Lane’s romance to Gorelick gives a prosperous subtext to the film, though their interactions acquire position pretty much totally offscreen. Lane, who is acknowledged for making wise, humorous documentaries about eccentric figures or ideas—from Richard Nixon to John Romulus Brinkley, the con gentleman who tried to remedy impotence by implanting goat gonads into the sexually weak—appears to regard her matter the same way that quite a few of us do, with a blend of amusement, curiosity, strange affection, and horror. She includes various bits of candid chitchat that transpired concerning her and Kenny G outside the house of the additional “official” takes—this product is definitely good video game, however it does make a viewer question how it felt for Gorelick, an clear handle freak, to willingly cede his narrative to a filmmaker. (On event, he evidently attempts to give Lane path.) These types of is the documentarian’s quagmire: How do you inform one more person’s tale in a truer or much more profound way than they at any time could (or would) on their own?

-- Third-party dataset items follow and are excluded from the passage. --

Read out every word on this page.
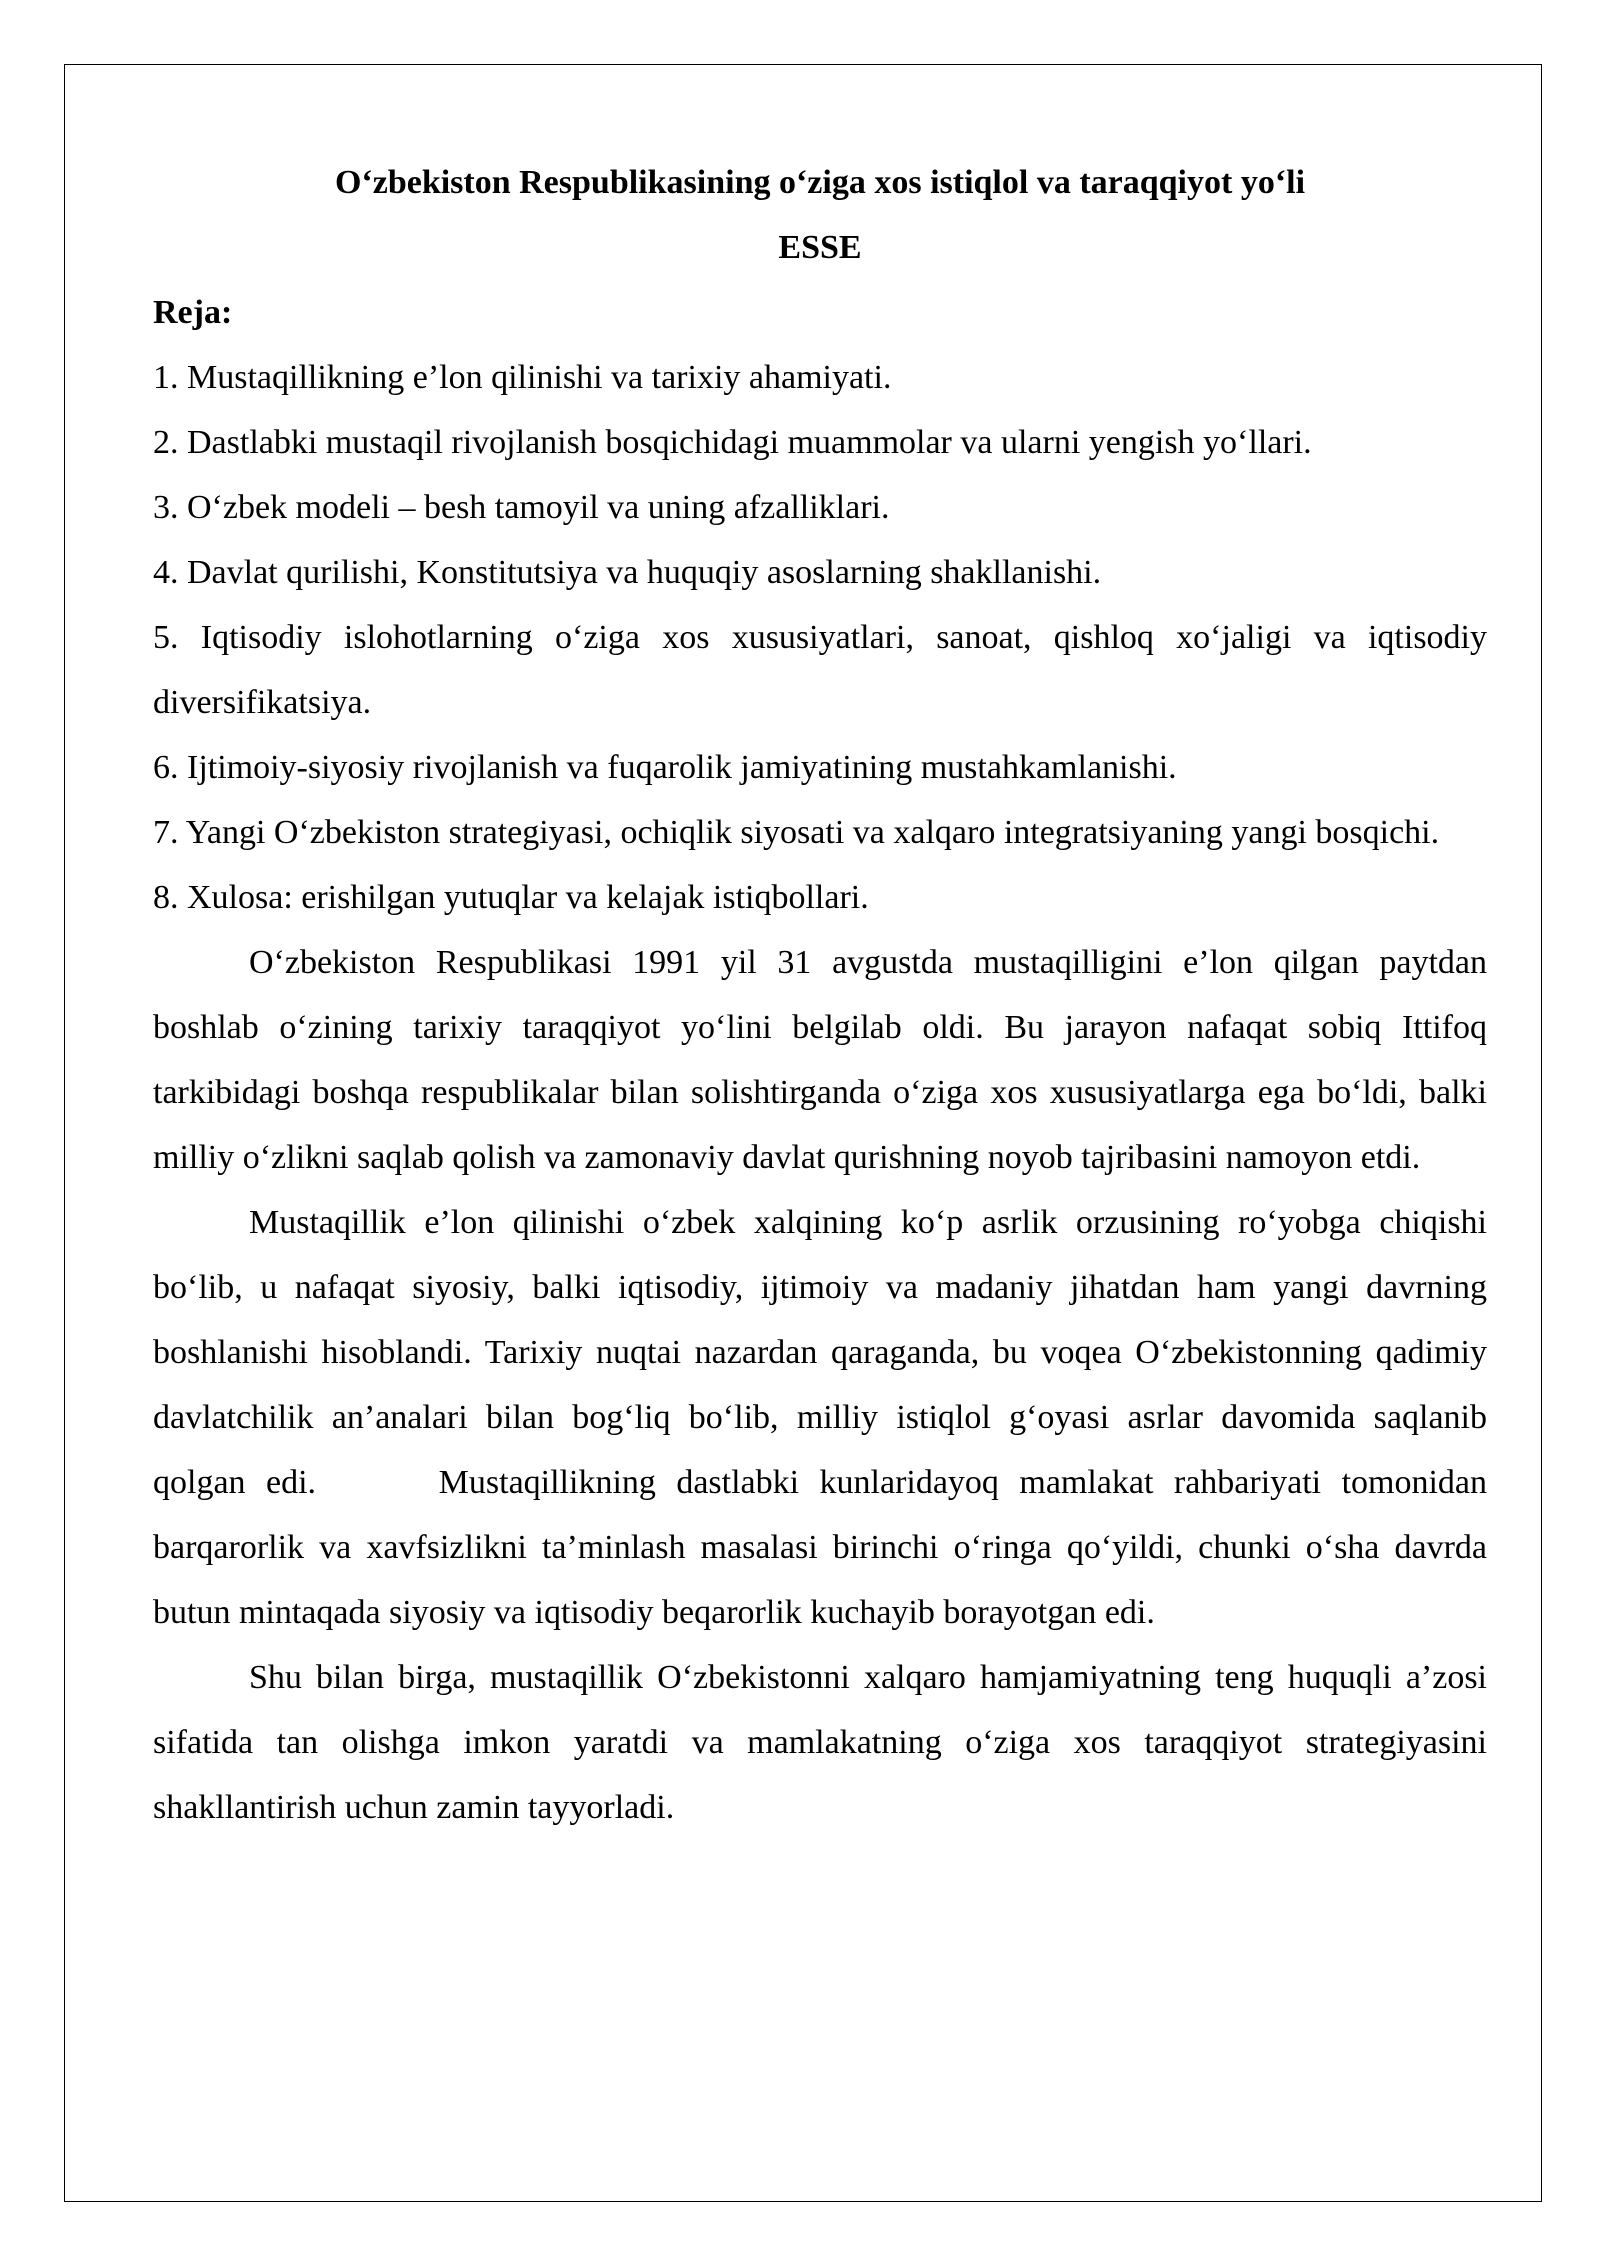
O‘zbekiston Respublikasining o‘ziga xos istiqlol va taraqqiyot yo‘li

ESSE

Reja:

1. Mustaqillikning e’lon qilinishi va tarixiy ahamiyati.
2. Dastlabki mustaqil rivojlanish bosqichidagi muammolar va ularni yengish yo‘llari.
3. O‘zbek modeli – besh tamoyil va uning afzalliklari.
4. Davlat qurilishi, Konstitutsiya va huquqiy asoslarning shakllanishi.
5. Iqtisodiy islohotlarning o‘ziga xos xususiyatlari, sanoat, qishloq xo‘jaligi va iqtisodiy diversifikatsiya.
6. Ijtimoiy-siyosiy rivojlanish va fuqarolik jamiyatining mustahkamlanishi.
7. Yangi O‘zbekiston strategiyasi, ochiqlik siyosati va xalqaro integratsiyaning yangi bosqichi.
8. Xulosa: erishilgan yutuqlar va kelajak istiqbollari.

O‘zbekiston Respublikasi 1991 yil 31 avgustda mustaqilligini e’lon qilgan paytdan boshlab o‘zining tarixiy taraqqiyot yo‘lini belgilab oldi. Bu jarayon nafaqat sobiq Ittifoq tarkibidagi boshqa respublikalar bilan solishtirganda o‘ziga xos xususiyatlarga ega bo‘ldi, balki milliy o‘zlikni saqlab qolish va zamonaviy davlat qurishning noyob tajribasini namoyon etdi.

Mustaqillik e’lon qilinishi o‘zbek xalqining ko‘p asrlik orzusining ro‘yobga chiqishi bo‘lib, u nafaqat siyosiy, balki iqtisodiy, ijtimoiy va madaniy jihatdan ham yangi davrning boshlanishi hisoblandi. Tarixiy nuqtai nazardan qaraganda, bu voqea O‘zbekistonning qadimiy davlatchilik an’analari bilan bog‘liq bo‘lib, milliy istiqlol g‘oyasi asrlar davomida saqlanib qolgan edi.      Mustaqillikning dastlabki kunlaridayoq mamlakat rahbariyati tomonidan barqarorlik va xavfsizlikni ta’minlash masalasi birinchi o‘ringa qo‘yildi, chunki o‘sha davrda butun mintaqada siyosiy va iqtisodiy beqarorlik kuchayib borayotgan edi.

Shu bilan birga, mustaqillik O‘zbekistonni xalqaro hamjamiyatning teng huquqli a’zosi sifatida tan olishga imkon yaratdi va mamlakatning o‘ziga xos taraqqiyot strategiyasini shakllantirish uchun zamin tayyorladi.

But, in the end, this is not an situation for Lane, simply because “Listening to Kenny G” is a movie about the meaninglessness of tale more commonly: Is Kenny G the worst musician of all time, or a titan in his area? It just depends whom you inquire. The film struggles with the uninteresting but inescapable point that flavor is subjective: some individuals definitely dig what Kenny G does—the supposed sensuality the bathos the odd, velvety luxurious of it—and some people today genuinely, actually don’t. In “Difference: A Social Critique of the Judgement of Taste,” nevertheless the reigning bit of concept guiding conversations of what we like and why, the French sociologist Pierre Bourdieu defines taste as “first and foremost distastes, disgust provoked by horror or visceral intolerance of the preferences of other individuals.” We are all secretly keen to ascribe morality to our likes and dislikes—to enjoy Kenny G is to be a poor particular person, and to uncover him absurd is to enhance your personal superiority.